C/2019 Y4 Atlas near NGC2403

NGC2403 and C2019 Y4 Atlas Widefield in Camelopardalis.

Work in Progress

The project is a composite mosaic of the comet C/2019 Y4 Atlas as it passes through the Widefield region of Camelopardalis between the dates of 2020-04-02 and 2020-04-15. The background image was taken across 3 nights in December 2019 before the comet arrived into the field of view and consists of 6 hours of integration time. Then the same FOV was shot again on 2019-04-01 and 2020-04-09 (to process) with the Comet in frame.

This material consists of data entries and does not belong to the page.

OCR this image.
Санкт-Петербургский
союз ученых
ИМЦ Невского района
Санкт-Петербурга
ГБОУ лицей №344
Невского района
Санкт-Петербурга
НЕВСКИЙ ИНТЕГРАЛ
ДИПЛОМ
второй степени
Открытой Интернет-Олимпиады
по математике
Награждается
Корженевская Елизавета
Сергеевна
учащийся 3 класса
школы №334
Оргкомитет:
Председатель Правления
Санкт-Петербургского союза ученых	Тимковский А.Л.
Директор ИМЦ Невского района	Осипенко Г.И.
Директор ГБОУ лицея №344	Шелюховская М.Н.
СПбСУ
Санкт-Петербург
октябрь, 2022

The comet image was stacked independently, and the two data sets were combined. The data was captured using a Rokinon 135mm f2.0 lens at f2.0, and an asi071mc camera cooled to -10C.

Additional data is being acquired for each night between 2019-04-03 and 2020-04-15 using my 1000mm f4.9 newt as I’ve been able to shoot through some partially cloudy nights with some success so far. That data has yet to be processed, but hope to add them to this image as time permits me to process.

The comet is moving from the mid-upper left corner of this field of view, and will be passing through the view of the dusty nebula (HSVMT 25) 2020-04-11 through 2020-04-13. I encourage anyone with dark skies and a fast scope to give it a shot before the moon comes up this weekend. It should make for a very interesting composition!